While social media giants have taken different approaches, with varying success levels, one unique way that Twitter is using its own users to fish out less-than-true facts from their feeds is a program called Birdwatch. And as of this morning, the fact-checking notes that Birdwatch contributors place on questionable statements will now be visible to Twitter users across the entire country.

[Related: Whistleblower tells Congress that Twitter has a spy problem.]

The service, which expanded last month with hopes of bringing on 1,000 more contributors a month, is more or less a peer-to-peer fact checking service. It is kind of like sharing notes on a Google document with your classmates. You may have written something down incorrectly, but if you’re lucky, one of your peers may be able to add a suggested correction and context to a comment that isn’t quite accurate. 

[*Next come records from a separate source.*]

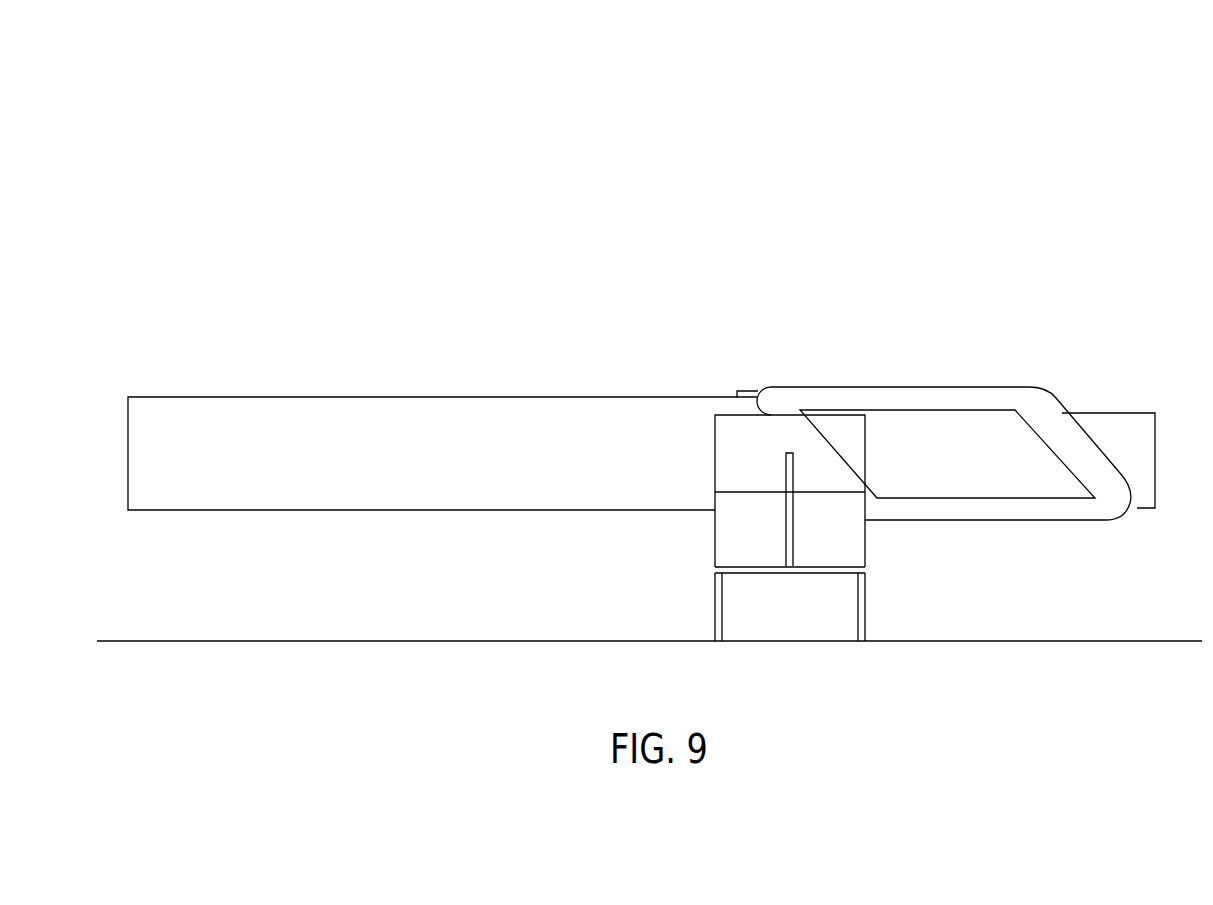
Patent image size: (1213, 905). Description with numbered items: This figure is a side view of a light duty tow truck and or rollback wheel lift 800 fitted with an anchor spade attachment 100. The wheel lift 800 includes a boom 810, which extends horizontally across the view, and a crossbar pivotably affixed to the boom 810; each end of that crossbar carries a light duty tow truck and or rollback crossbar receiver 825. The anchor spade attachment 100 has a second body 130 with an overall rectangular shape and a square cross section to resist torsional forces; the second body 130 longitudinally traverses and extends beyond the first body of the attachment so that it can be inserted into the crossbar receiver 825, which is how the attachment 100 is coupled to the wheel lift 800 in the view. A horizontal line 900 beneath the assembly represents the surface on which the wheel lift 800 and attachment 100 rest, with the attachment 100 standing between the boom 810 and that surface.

The light duty tow truck and or rollback wheel lift 800 is at (117, 89).
The boom 810 is at (313, 397).
The crossbar receiver 825 is at (993, 520).
The anchor spade attachment 100 is at (715, 563).
The second body 130 is at (765, 455).
The ground surface 900 is at (277, 641).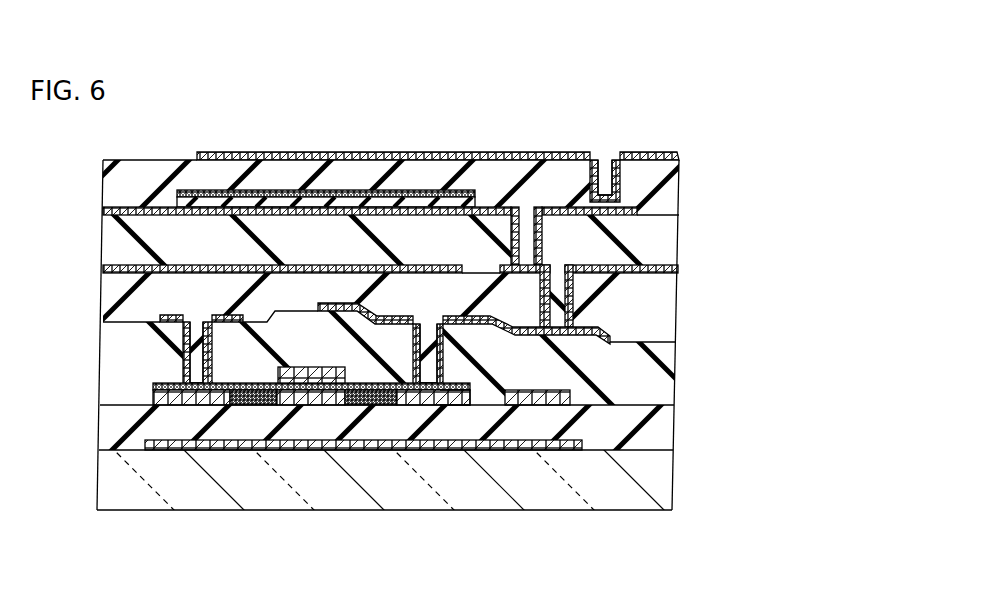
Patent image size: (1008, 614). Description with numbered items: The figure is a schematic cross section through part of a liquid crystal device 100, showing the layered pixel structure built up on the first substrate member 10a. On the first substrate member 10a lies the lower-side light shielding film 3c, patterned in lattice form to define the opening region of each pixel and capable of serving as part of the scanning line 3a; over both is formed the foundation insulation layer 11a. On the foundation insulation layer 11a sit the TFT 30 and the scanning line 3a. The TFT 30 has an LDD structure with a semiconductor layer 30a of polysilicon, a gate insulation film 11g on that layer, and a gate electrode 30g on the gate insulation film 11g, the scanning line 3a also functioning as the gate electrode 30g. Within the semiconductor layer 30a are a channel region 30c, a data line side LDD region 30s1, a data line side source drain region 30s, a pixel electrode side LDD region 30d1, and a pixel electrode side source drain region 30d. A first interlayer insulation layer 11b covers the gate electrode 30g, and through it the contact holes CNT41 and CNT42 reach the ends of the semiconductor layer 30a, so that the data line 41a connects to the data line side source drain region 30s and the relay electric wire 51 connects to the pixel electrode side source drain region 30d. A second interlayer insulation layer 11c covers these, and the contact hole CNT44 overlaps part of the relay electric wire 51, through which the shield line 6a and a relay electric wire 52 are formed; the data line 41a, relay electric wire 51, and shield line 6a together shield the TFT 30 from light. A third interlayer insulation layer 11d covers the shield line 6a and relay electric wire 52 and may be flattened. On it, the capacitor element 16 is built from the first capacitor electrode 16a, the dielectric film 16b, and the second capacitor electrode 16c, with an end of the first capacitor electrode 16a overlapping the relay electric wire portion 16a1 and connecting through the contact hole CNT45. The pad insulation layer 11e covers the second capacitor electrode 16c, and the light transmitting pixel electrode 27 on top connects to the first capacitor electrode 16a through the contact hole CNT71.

The display device 100 is at (610, 48).
The capacitor element 16 is at (370, 140).
The first capacitor electrode 16a is at (435, 98).
The dielectric film 16b is at (367, 192).
The second capacitor electrode 16c is at (423, 190).
The relay electric wire portion overlapping the first capacitor electrode 16a1 is at (660, 268).
The pixel electrode 27 is at (497, 157).
The contact hole CNT45 is at (527, 250).
The contact hole CNT71 is at (604, 192).
The contact hole CNT44 is at (557, 282).
The contact hole CNT41 is at (197, 333).
The contact hole CNT42 is at (428, 335).
The pad insulation layer 11e is at (668, 188).
The third interlayer insulation layer 11d is at (670, 240).
The second interlayer insulation layer 11c is at (672, 322).
The first interlayer insulation layer 11b is at (668, 376).
The foundation insulation layer 11a is at (668, 428).
The first substrate member 10a is at (668, 482).
The relay electric wire 52 is at (675, 265).
The shield line 6a is at (322, 268).
The relay electric wire 51 is at (482, 314).
The data line 41a is at (160, 316).
The scanning line 3a is at (538, 390).
The lower-side light shielding film 3c is at (572, 450).
The TFT 30 is at (350, 487).
The data line side source drain region 30s is at (190, 405).
The data line side LDD region 30s1 is at (255, 405).
The channel region 30c is at (300, 405).
The gate electrode 30g is at (324, 383).
The pixel electrode side LDD region 30d1 is at (370, 405).
The pixel electrode side source drain region 30d is at (430, 405).
The semiconductor layer 30a is at (472, 398).
The gate insulation film 11g is at (466, 392).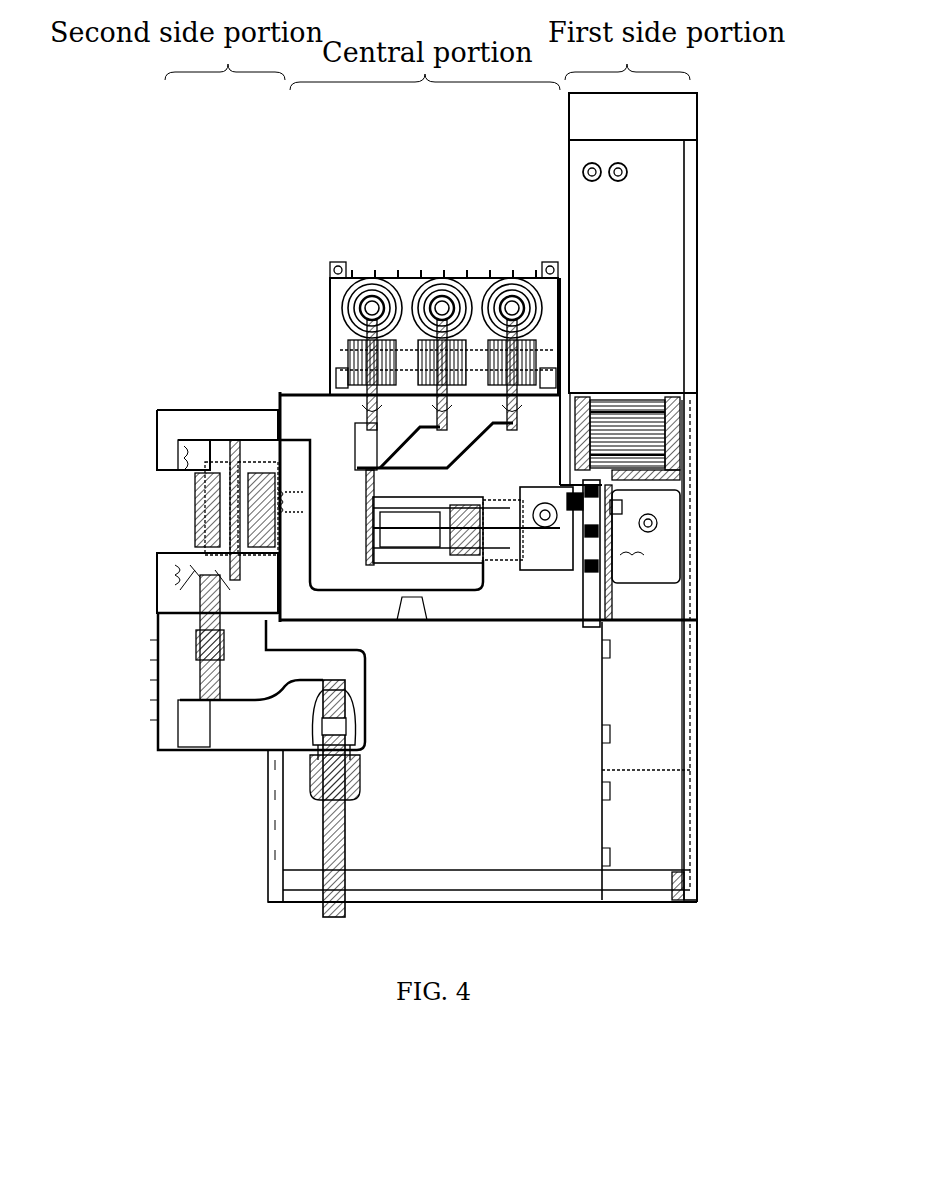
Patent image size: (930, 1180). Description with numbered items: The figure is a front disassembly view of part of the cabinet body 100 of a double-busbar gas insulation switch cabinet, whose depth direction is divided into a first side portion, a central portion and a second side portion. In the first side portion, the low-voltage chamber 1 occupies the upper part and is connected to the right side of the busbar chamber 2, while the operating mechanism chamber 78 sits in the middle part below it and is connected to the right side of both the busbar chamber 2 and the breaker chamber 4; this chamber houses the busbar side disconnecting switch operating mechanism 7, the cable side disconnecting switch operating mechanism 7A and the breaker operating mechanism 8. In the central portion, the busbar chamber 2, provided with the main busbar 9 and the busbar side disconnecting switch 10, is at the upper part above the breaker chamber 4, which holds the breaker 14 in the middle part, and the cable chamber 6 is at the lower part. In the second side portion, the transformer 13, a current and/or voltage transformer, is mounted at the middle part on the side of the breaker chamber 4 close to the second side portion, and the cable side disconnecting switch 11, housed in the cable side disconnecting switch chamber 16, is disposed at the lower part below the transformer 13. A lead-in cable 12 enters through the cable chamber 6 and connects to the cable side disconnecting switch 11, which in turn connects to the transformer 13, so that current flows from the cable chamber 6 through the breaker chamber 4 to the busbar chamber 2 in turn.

The cabinet body 100 is at (150, 190).
The low-voltage chamber 1 is at (637, 277).
The busbar chamber 2 is at (470, 290).
The main busbar 9 is at (420, 295).
The busbar side disconnecting switch 10 is at (397, 340).
The transformer 13 is at (190, 518).
The cable side disconnecting switch 11 is at (200, 650).
The cable side disconnecting switch chamber 16 is at (183, 683).
The cable chamber 6 is at (420, 770).
The lead-in cable 12 is at (352, 807).
The breaker 14 is at (480, 553).
The breaker chamber 4 is at (615, 428).
The busbar side disconnecting switch operating mechanism 7 is at (510, 473).
The cable side disconnecting switch operating mechanism 7A is at (625, 474).
The breaker operating mechanism 8 is at (645, 523).
The operating mechanism chamber 78 is at (645, 592).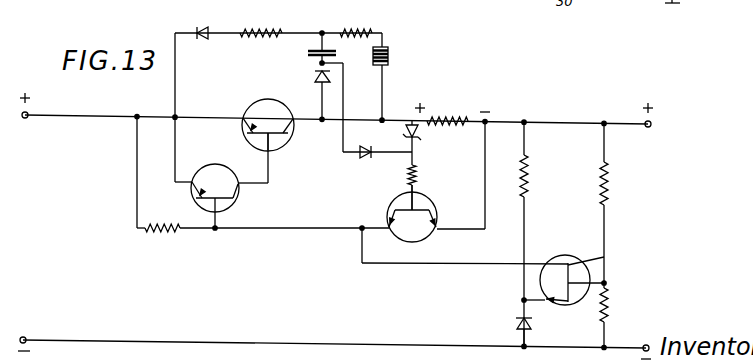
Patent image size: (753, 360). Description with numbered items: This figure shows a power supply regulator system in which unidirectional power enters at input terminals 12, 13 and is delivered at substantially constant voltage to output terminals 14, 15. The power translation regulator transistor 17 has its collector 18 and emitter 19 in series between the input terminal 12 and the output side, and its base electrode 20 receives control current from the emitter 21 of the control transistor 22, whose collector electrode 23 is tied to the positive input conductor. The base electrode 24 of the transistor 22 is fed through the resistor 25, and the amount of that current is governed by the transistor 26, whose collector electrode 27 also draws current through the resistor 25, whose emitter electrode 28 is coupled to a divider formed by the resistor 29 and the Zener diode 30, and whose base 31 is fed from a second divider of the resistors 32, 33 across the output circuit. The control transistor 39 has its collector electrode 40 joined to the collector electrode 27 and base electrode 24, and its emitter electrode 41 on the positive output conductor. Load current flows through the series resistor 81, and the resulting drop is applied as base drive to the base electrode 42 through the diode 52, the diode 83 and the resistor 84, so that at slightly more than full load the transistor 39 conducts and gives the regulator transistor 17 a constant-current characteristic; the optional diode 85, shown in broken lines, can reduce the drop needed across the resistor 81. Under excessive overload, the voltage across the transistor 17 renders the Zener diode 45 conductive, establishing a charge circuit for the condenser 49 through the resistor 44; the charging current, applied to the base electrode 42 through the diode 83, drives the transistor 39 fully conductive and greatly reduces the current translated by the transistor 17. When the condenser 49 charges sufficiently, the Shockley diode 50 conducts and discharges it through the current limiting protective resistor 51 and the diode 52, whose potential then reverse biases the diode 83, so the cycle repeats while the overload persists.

But, with millions and millions of users, having just anybody throw their thoughts in the ring isn’t always the best way to go. Birdwatch contributors go through a vetting process that helps determine how helpful their comments are. A “rating impact” score supposedly makes sure that the fact checkers let into the fold continue to do a good job at the risk of having their Birdwatching abilities revoked.

This is a feature of the “bridging algorithm” Twitter integrated into the program that finds consensus among multiple groups for content that is highlighted, versus just running it like a popularity contest based on number of upvotes. “This is a novel approach. We’re not aware of other areas where this has been done before,” Twitter Product VP Keith Coleman tells TechCrunch. In testing, apparently people are 20-40 percent less likely to agree with a “misleading” post after viewing Birdwatch notes compared to those who just saw the tweet. 

[Related: Twitter’s fact-checking program might be headed to your feed.]

But, all of this does come with concerns—research from nonprofit media institute Poynter found that the most “prolific” Birdwatcher user’s notes are more likely to mark tweets critical of conservative politicians as “misleading” while marking similar tweets critical of left-wing politicians as “not misleading.” Additionally, less than half of Birdwatch comments include a source, according to the Poynter research. As recently as last month, the community allowed a QAnon account into the project.